If you didn't already think musicians all quite mad you might care to rethink. John Cage *wrote* a piece of music that was *performed* in total silence. On the other hand Tschaikovsky, who couldn't stand Brahams, called his music, "chaotic & absolutely empty, dried up stuff." Nothing like a little in house rivalry to liven things up.
The William Tell Oveture goes for 5 unendurable hours so it is rarely performed but some bright spark decided the last section of the 4th movement would do very nicely for the t.v show The Lone Ranger. Why not? Ravel's Bolero may have been more influenced by the onset of Alzheimer's or the brain tumour that killed him than the muse, repeating itself as it does.

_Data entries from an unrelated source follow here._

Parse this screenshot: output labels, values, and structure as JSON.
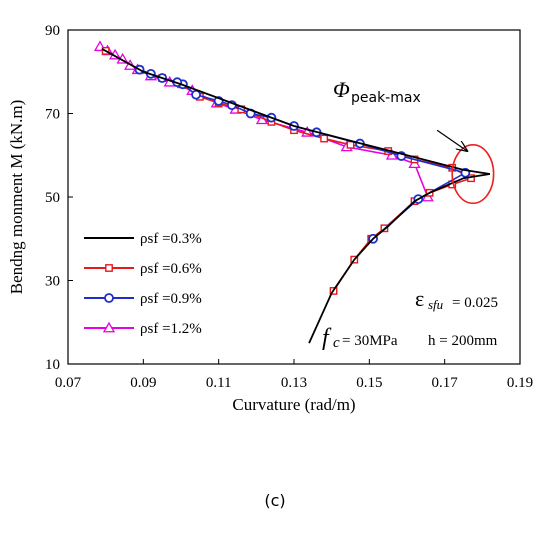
{
  "caption": "(c)",
  "chart_data": {
    "type": "line",
    "xlabel": "Curvature  (rad/m)",
    "ylabel": "Bendng monment M  (kN.m)",
    "xlim": [
      0.07,
      0.19
    ],
    "ylim": [
      10,
      90
    ],
    "xticks": [
      0.07,
      0.09,
      0.11,
      0.13,
      0.15,
      0.17,
      0.19
    ],
    "yticks": [
      10,
      30,
      50,
      70,
      90
    ],
    "xtick_labels": [
      "0.07",
      "0.09",
      "0.11",
      "0.13",
      "0.15",
      "0.17",
      "0.19"
    ],
    "ytick_labels": [
      "10",
      "30",
      "50",
      "70",
      "90"
    ],
    "legend_position": "lower-left",
    "grid": false,
    "series": [
      {
        "name": "ρsf =0.3%",
        "color": "#000000",
        "marker": "none",
        "points": [
          [
            0.134,
            15
          ],
          [
            0.14,
            27
          ],
          [
            0.146,
            35
          ],
          [
            0.151,
            40
          ],
          [
            0.155,
            43
          ],
          [
            0.162,
            49
          ],
          [
            0.166,
            51
          ],
          [
            0.175,
            54.5
          ],
          [
            0.182,
            55.5
          ],
          [
            0.175,
            56.5
          ],
          [
            0.16,
            60
          ],
          [
            0.147,
            63
          ],
          [
            0.13,
            67
          ],
          [
            0.115,
            72
          ],
          [
            0.1,
            77
          ],
          [
            0.09,
            80
          ],
          [
            0.079,
            85.5
          ]
        ]
      },
      {
        "name": "ρsf =0.6%",
        "color": "#e41a1c",
        "marker": "square",
        "points": [
          [
            0.1405,
            27.5
          ],
          [
            0.146,
            35
          ],
          [
            0.1505,
            40
          ],
          [
            0.154,
            42.5
          ],
          [
            0.162,
            49
          ],
          [
            0.166,
            51
          ],
          [
            0.172,
            53
          ],
          [
            0.177,
            54.5
          ],
          [
            0.172,
            57
          ],
          [
            0.162,
            59
          ],
          [
            0.155,
            61
          ],
          [
            0.145,
            62.5
          ],
          [
            0.138,
            64
          ],
          [
            0.13,
            66
          ],
          [
            0.124,
            68
          ],
          [
            0.116,
            71
          ],
          [
            0.11,
            72.5
          ],
          [
            0.105,
            74
          ],
          [
            0.1,
            77
          ],
          [
            0.095,
            78.5
          ],
          [
            0.089,
            80.5
          ],
          [
            0.08,
            85
          ]
        ]
      },
      {
        "name": "ρsf =0.9%",
        "color": "#1f2fcc",
        "marker": "circle",
        "points": [
          [
            0.151,
            40
          ],
          [
            0.163,
            49.5
          ],
          [
            0.1755,
            55.8
          ],
          [
            0.1585,
            59.8
          ],
          [
            0.1475,
            62.8
          ],
          [
            0.136,
            65.5
          ],
          [
            0.13,
            67
          ],
          [
            0.124,
            69
          ],
          [
            0.1185,
            70
          ],
          [
            0.1135,
            72
          ],
          [
            0.11,
            73
          ],
          [
            0.104,
            74.5
          ],
          [
            0.1005,
            77
          ],
          [
            0.099,
            77.5
          ],
          [
            0.095,
            78.5
          ],
          [
            0.092,
            79.5
          ],
          [
            0.089,
            80.5
          ]
        ]
      },
      {
        "name": "ρsf =1.2%",
        "color": "#e600e6",
        "marker": "triangle",
        "points": [
          [
            0.1655,
            50
          ],
          [
            0.162,
            58
          ],
          [
            0.156,
            60
          ],
          [
            0.144,
            62
          ],
          [
            0.1335,
            65.5
          ],
          [
            0.1215,
            68.5
          ],
          [
            0.1145,
            71
          ],
          [
            0.1095,
            72.5
          ],
          [
            0.103,
            75.5
          ],
          [
            0.097,
            77.5
          ],
          [
            0.092,
            79
          ],
          [
            0.0885,
            80.5
          ],
          [
            0.0865,
            81.5
          ],
          [
            0.0845,
            83
          ],
          [
            0.0825,
            84
          ],
          [
            0.0805,
            85
          ],
          [
            0.0785,
            86
          ]
        ]
      }
    ],
    "annotations": {
      "phi_symbol": "Φ",
      "phi_subscript": "peak-max",
      "eps_symbol": "ε",
      "eps_subscript": "sfu",
      "eps_value": "= 0.025",
      "fc_symbol": "f",
      "fc_subscript": "c",
      "fc_value": "= 30MPa",
      "h_text": "h = 200mm",
      "arrow_from": [
        0.168,
        66
      ],
      "arrow_to": [
        0.176,
        61
      ],
      "ellipse_center": [
        0.1775,
        55.5
      ],
      "ellipse_radius": [
        0.0055,
        7
      ],
      "ellipse_color": "#ee2222"
    }
  }
}
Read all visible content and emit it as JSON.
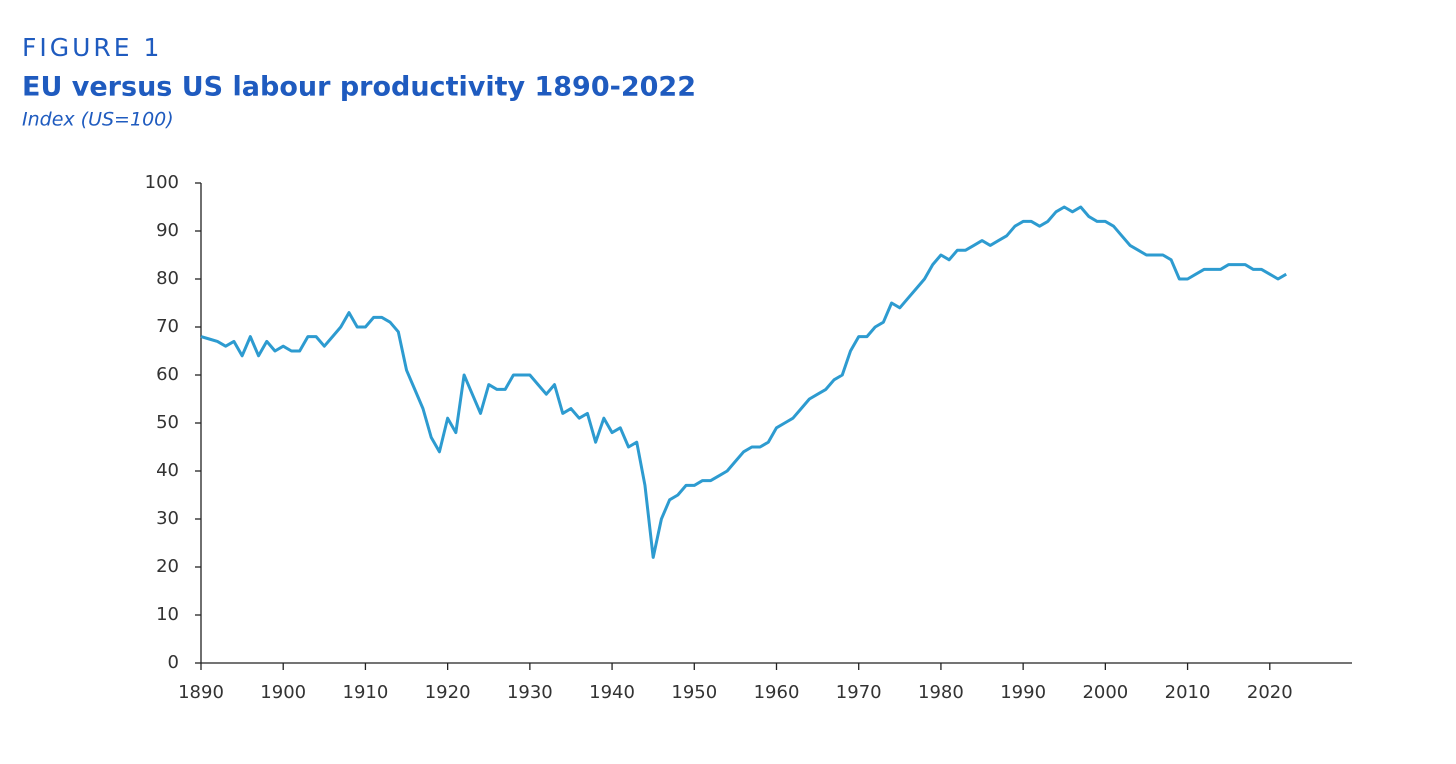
{
  "chart_data": {
    "type": "line",
    "label": "FIGURE 1",
    "title": "EU versus US labour productivity 1890-2022",
    "subtitle": "Index (US=100)",
    "color": "#2d9bd0",
    "x": [
      1890,
      1891,
      1892,
      1893,
      1894,
      1895,
      1896,
      1897,
      1898,
      1899,
      1900,
      1901,
      1902,
      1903,
      1904,
      1905,
      1906,
      1907,
      1908,
      1909,
      1910,
      1911,
      1912,
      1913,
      1914,
      1915,
      1916,
      1917,
      1918,
      1919,
      1920,
      1921,
      1922,
      1923,
      1924,
      1925,
      1926,
      1927,
      1928,
      1929,
      1930,
      1931,
      1932,
      1933,
      1934,
      1935,
      1936,
      1937,
      1938,
      1939,
      1940,
      1941,
      1942,
      1943,
      1944,
      1945,
      1946,
      1947,
      1948,
      1949,
      1950,
      1951,
      1952,
      1953,
      1954,
      1955,
      1956,
      1957,
      1958,
      1959,
      1960,
      1961,
      1962,
      1963,
      1964,
      1965,
      1966,
      1967,
      1968,
      1969,
      1970,
      1971,
      1972,
      1973,
      1974,
      1975,
      1976,
      1977,
      1978,
      1979,
      1980,
      1981,
      1982,
      1983,
      1984,
      1985,
      1986,
      1987,
      1988,
      1989,
      1990,
      1991,
      1992,
      1993,
      1994,
      1995,
      1996,
      1997,
      1998,
      1999,
      2000,
      2001,
      2002,
      2003,
      2004,
      2005,
      2006,
      2007,
      2008,
      2009,
      2010,
      2011,
      2012,
      2013,
      2014,
      2015,
      2016,
      2017,
      2018,
      2019,
      2020,
      2021,
      2022
    ],
    "values": [
      68,
      67.5,
      67,
      66,
      67,
      64,
      68,
      64,
      67,
      65,
      66,
      65,
      65,
      68,
      68,
      66,
      68,
      70,
      73,
      70,
      70,
      72,
      72,
      71,
      69,
      61,
      57,
      53,
      47,
      44,
      51,
      48,
      60,
      56,
      52,
      58,
      57,
      57,
      60,
      60,
      60,
      58,
      56,
      58,
      52,
      53,
      51,
      52,
      46,
      51,
      48,
      49,
      45,
      46,
      37,
      22,
      30,
      34,
      35,
      37,
      37,
      38,
      38,
      39,
      40,
      42,
      44,
      45,
      45,
      46,
      49,
      50,
      51,
      53,
      55,
      56,
      57,
      59,
      60,
      65,
      68,
      68,
      70,
      71,
      75,
      74,
      76,
      78,
      80,
      83,
      85,
      84,
      86,
      86,
      87,
      88,
      87,
      88,
      89,
      91,
      92,
      92,
      91,
      92,
      94,
      95,
      94,
      95,
      93,
      92,
      92,
      91,
      89,
      87,
      86,
      85,
      85,
      85,
      84,
      80,
      80,
      81,
      82,
      82,
      82,
      83,
      83,
      83,
      82,
      82,
      81,
      80,
      81
    ],
    "xlim": [
      1890,
      2030
    ],
    "xticks": [
      1890,
      1900,
      1910,
      1920,
      1930,
      1940,
      1950,
      1960,
      1970,
      1980,
      1990,
      2000,
      2010,
      2020
    ],
    "ylim": [
      0,
      100
    ],
    "yticks": [
      0,
      10,
      20,
      30,
      40,
      50,
      60,
      70,
      80,
      90,
      100
    ]
  }
}
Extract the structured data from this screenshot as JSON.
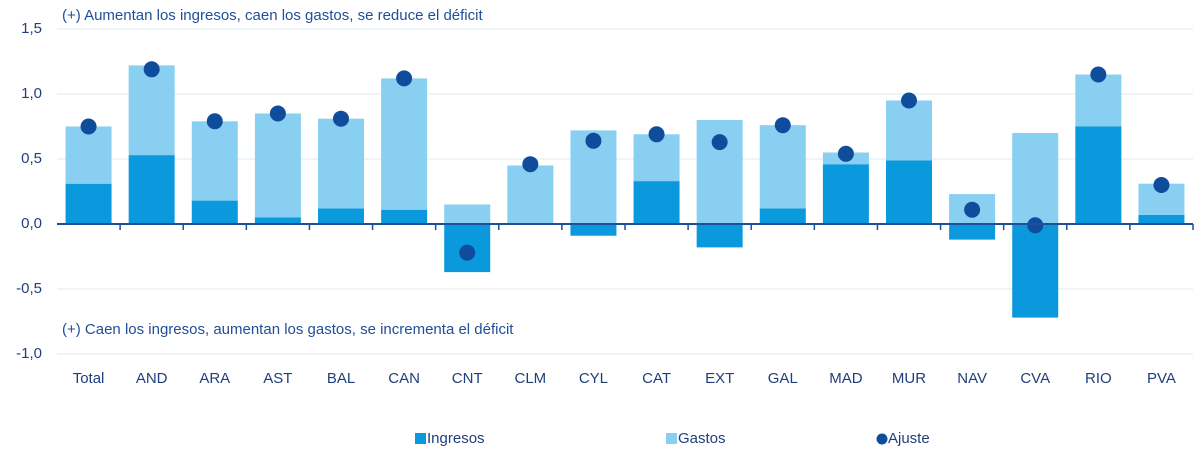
{
  "chart_data": {
    "type": "bar",
    "stacked": true,
    "annotations": [
      "(+) Aumentan los ingresos, caen los gastos, se reduce el déficit",
      "(+) Caen los ingresos, aumentan los gastos, se incrementa el déficit"
    ],
    "categories": [
      "Total",
      "AND",
      "ARA",
      "AST",
      "BAL",
      "CAN",
      "CNT",
      "CLM",
      "CYL",
      "CAT",
      "EXT",
      "GAL",
      "MAD",
      "MUR",
      "NAV",
      "CVA",
      "RIO",
      "PVA"
    ],
    "series": [
      {
        "name": "Ingresos",
        "type": "bar",
        "color": "#0a99dc",
        "values": [
          0.31,
          0.53,
          0.18,
          0.05,
          0.12,
          0.11,
          -0.37,
          0,
          -0.09,
          0.33,
          -0.18,
          0.12,
          0.46,
          0.49,
          -0.12,
          -0.72,
          0.75,
          0.07
        ]
      },
      {
        "name": "Gastos",
        "type": "bar",
        "color": "#88cff1",
        "values": [
          0.44,
          0.69,
          0.61,
          0.8,
          0.69,
          1.01,
          0.15,
          0.45,
          0.72,
          0.36,
          0.8,
          0.64,
          0.09,
          0.46,
          0.23,
          0.7,
          0.4,
          0.24
        ]
      },
      {
        "name": "Ajuste",
        "type": "scatter",
        "color": "#0f4c9c",
        "values": [
          0.75,
          1.19,
          0.79,
          0.85,
          0.81,
          1.12,
          -0.22,
          0.46,
          0.64,
          0.69,
          0.63,
          0.76,
          0.54,
          0.95,
          0.11,
          -0.01,
          1.15,
          0.3
        ]
      }
    ],
    "ylim": [
      -1.0,
      1.5
    ],
    "yticks": [
      {
        "value": -1.0,
        "label": "-1,0"
      },
      {
        "value": -0.5,
        "label": "-0,5"
      },
      {
        "value": 0,
        "label": "0,0"
      },
      {
        "value": 0.5,
        "label": "0,5"
      },
      {
        "value": 1.0,
        "label": "1,0"
      },
      {
        "value": 1.5,
        "label": "1,5"
      }
    ],
    "grid": true
  }
}
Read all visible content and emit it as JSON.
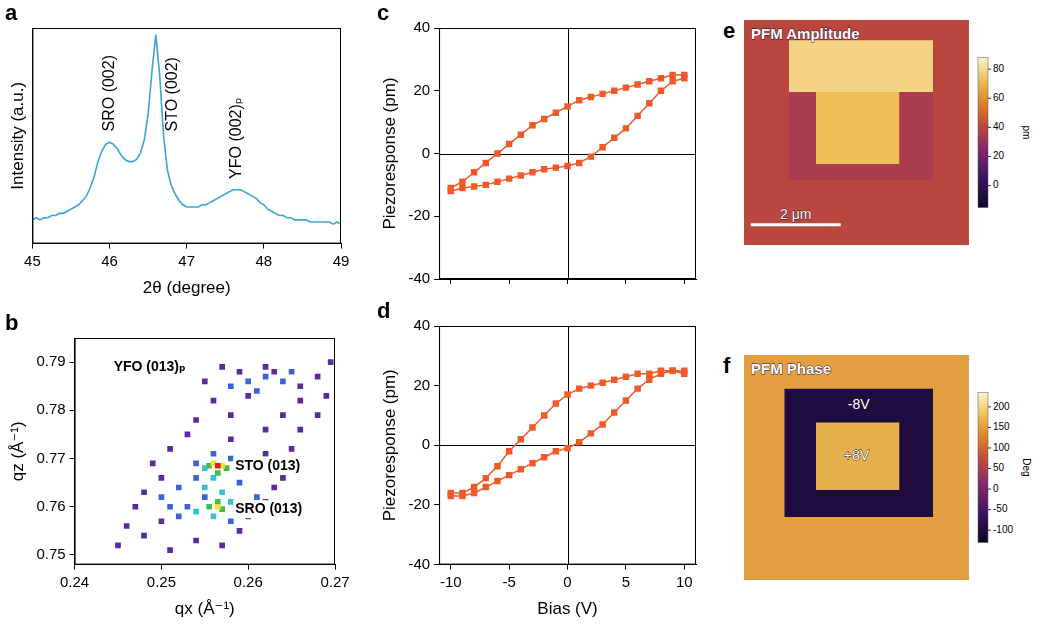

And then of course there is the one piece of classical music absolutely everyone knows: Here Comes The Bride ~ actually the Bridal Chorus from Lohengrin & performed after the ceremony as the happy couple are preparing for bed where the bride doesn't even know the name of the groom! Oh my! How the mind boggles!
One quite begins to see why the music critic, Ernest Newman, would refer to Elgar's Tosca as that "shabby little shocker." Ouch.
Vivaldi played his violin so high up the fingerboard there was hardly room for the bow between his finger & the bridge making his music, by all accounts, astonishing rather than pleasant.
Bach & Handel went blind; Beethoven went deaf & Schuman & Wolf went mad ~ syphillis, what else?! And Ditz thinks she wants to be a musician!